Le chantier a longtemps envenimé les relations entre la Turquie et ses voisins irakiens et syriens, tributaires de ces deux fleuves constituant un approvisionnement vital, dont ils craignent, non sans raison, d’être privés.

 « La région, influente du temps de l’Empire ottoman, avait perdu de sa puissance à l’avènement de la République. Aujourd’hui, les activités reprennent. »

012, Mohammed sur le départ. Il quitte pour six mois son village à la frontière syrienne.

017, 200 000 saisonniers rejoignent chaque année les champs de l’Ouest où les bras manquent.

104, Le village d’Hasankeyf étale ses habitations troglodytiques le long du Tigre, ainsi que les ruines de son château byzantin. Ce site historique est menacé par les flots du barrage d’Ilisu.

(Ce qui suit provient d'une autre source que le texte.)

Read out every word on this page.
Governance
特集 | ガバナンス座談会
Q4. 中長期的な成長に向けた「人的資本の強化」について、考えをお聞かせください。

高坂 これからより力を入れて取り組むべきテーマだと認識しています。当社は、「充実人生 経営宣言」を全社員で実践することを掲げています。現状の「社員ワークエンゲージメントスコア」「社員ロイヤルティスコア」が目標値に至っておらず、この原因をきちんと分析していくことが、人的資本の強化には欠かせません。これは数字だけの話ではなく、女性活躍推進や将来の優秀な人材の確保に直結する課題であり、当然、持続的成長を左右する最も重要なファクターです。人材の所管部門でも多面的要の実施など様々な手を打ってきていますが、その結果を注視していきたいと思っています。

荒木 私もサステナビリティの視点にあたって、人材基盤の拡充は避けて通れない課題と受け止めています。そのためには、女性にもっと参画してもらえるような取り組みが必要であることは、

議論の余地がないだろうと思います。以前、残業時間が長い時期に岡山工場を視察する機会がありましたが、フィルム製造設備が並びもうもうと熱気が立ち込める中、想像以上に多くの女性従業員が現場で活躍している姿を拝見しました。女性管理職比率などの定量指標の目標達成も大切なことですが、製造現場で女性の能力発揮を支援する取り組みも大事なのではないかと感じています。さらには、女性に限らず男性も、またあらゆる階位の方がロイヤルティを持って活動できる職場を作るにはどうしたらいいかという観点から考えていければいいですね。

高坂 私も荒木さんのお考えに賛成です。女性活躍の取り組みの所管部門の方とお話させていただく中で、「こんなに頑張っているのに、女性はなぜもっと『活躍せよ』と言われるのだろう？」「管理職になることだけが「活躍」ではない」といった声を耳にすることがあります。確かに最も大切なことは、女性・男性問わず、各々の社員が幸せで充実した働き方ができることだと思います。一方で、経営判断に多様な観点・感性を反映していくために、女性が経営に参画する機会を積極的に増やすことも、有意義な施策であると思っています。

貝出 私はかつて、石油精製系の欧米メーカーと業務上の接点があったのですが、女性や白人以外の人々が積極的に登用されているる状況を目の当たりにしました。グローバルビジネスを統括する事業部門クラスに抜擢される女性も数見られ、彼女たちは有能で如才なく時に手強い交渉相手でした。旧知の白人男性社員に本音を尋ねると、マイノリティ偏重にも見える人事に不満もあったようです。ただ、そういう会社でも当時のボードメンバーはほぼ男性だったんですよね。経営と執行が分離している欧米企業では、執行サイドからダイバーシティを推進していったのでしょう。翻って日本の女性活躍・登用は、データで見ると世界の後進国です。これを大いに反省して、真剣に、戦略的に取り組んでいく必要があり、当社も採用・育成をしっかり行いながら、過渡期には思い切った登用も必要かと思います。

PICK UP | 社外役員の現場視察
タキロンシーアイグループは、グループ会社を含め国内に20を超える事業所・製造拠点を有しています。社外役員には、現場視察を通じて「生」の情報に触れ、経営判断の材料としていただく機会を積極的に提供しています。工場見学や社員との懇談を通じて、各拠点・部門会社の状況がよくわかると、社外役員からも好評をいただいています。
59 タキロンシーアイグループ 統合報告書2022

256, La rue principale de Diyarbakir a été refaite grâce à des fonds européens. Autour de l’ancien caravansérail, les bijoutiers ont rouvert leurs boutiques.

163, Les dernières portions de la muraille de Diyarbakir sont en cours de restauration.

151, Les campagnes restent très isolées. Les familles se chauffent avec de la bouse séchée, seul combustible disponible dans cette région peu boisée.

057, Une muraille de basalte protège Diyarbakir, la capitale des Kurdes de Turquie.

137, Etal de poisson, sur les bords du gigantesque lac de Van, à la frontière iranienne.

220, Le secteur du bâtiment fait la fortune de la région. Ici, une marbrerie.

268, le Tigre sous les remparts de Diyarbakir.

[Mardinmmosretrav] La ville de Mardine, petite Florence kurde, domine la plaine anatolienne.